Eşitliği birey nezdinde vazgeçilebilir kılan hâlâ bir ütopya gibi durması, romanlardan ziyade ütopyalara konu olması ve yaşamın içerisinden değil de hep bir üst perdeden konuşmasıdır. Ama dostlarım! Özgürlük öyle midir? Ah! Olympos Dağı’nın dili olsa da konuşsa, İshakpaşa Sarayı’nın duvarları haykırsa, Adonis Nehri’nin suları coşsa ya da Fırat – Dicle nehirleri tüm ovayı kaplasa ortaya çıkacak tek gerçek, özgürlük istencini baki kılan aşk olur. Ve tarih boyunca da güzele anlamını veren kadında bedenleşir. Düşünün! Neden özgürlük motifleri genellikle hatta elzem olarak hep kadındır? Neden kadın hakları insan haklarından önce gelir ya da daha az rahatsız edici bir ifadeyle kadın hakları insan haklarını önceler?
Mustafa Kemal’i dünyada bu anlamda bir devrimci yapan da bunu fark etmiş olması değil midir? Kadın haklarını ilk yasalaştıran liderlerden biri olmasının önemi de burada yatar. O, özgürlüğün kadın bedeninden geçtiğini fark etmiştir.
O halde, Mona Ozauf’un yaptığı gibi biz de “sınırı mümkün olan ile mümkün olmayan arasına” koyup, Emile Armond gibi “daha 1914’e gelmeden”, “ikiyüzlülükten ve kıskançlıktan kurtulmuş, cinsel çoğulculuğa dayalı bir aşk arkadaşlığı” fikrinde mi birleşelim?

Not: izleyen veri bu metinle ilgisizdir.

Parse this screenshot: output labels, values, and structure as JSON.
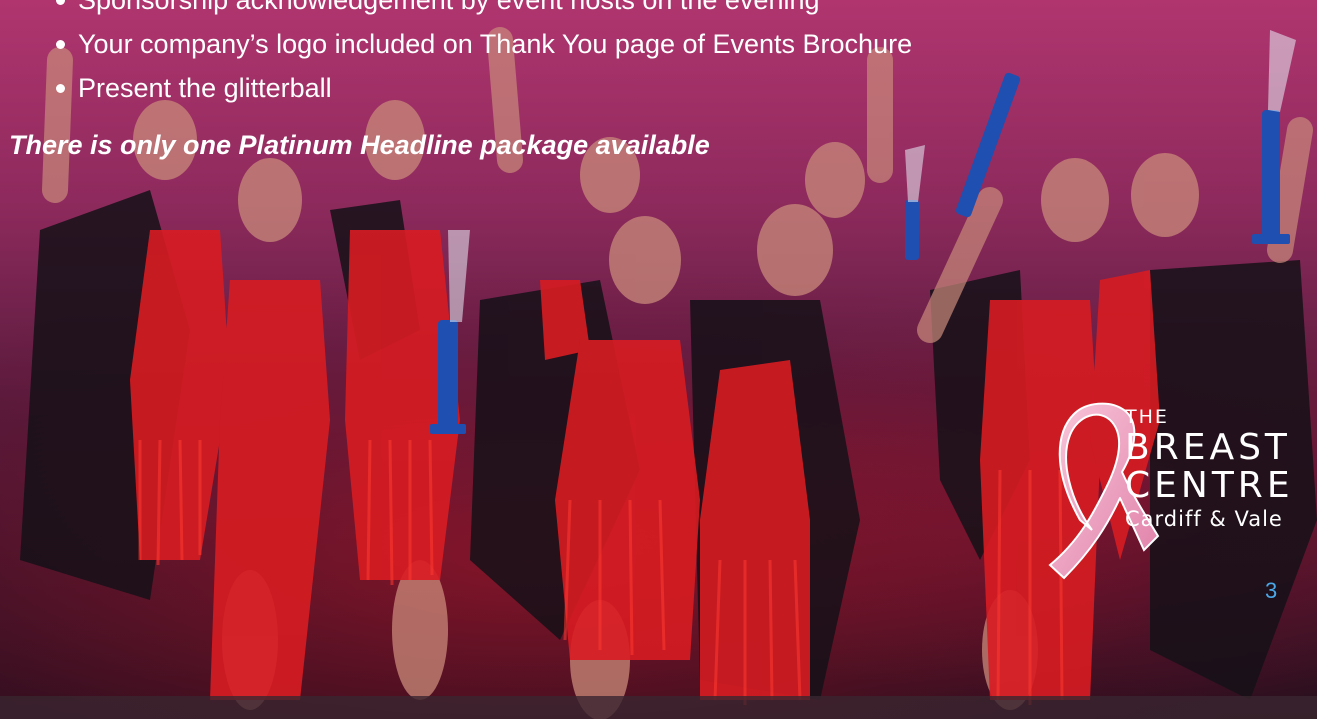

Gördüğünüz üzere sanıldığı gibi değil sevgili bayan ve bay okuyucular! Aşkı nasıl yaşadığınızdan öte aşkınızı nasıl ifade ettiğiniz önemli. Aşkın bireyselliği toplumsallığımızı doğurur. Aşk toplumları bir arada tutan inançlardan daha güçlü bir tutkaldır bizler adına. Ve yine onun için Wilhelm Reich toplumsal devrim ile kişisel devrimi birbirinden ayırmayı reddeder ve sonunda “cinsel yaşam özel bir mesele değildir.” der.
Sırf mastürbasyonun kendisi bile kitlesel intiharların önündeki en büyük engeldir. Martimer Granville’nin histerinin bir hastalık değil tatminsizlik olduğunu kanıtlaması bile yeterince anlatmıyor mu şu yazdıklarımızı?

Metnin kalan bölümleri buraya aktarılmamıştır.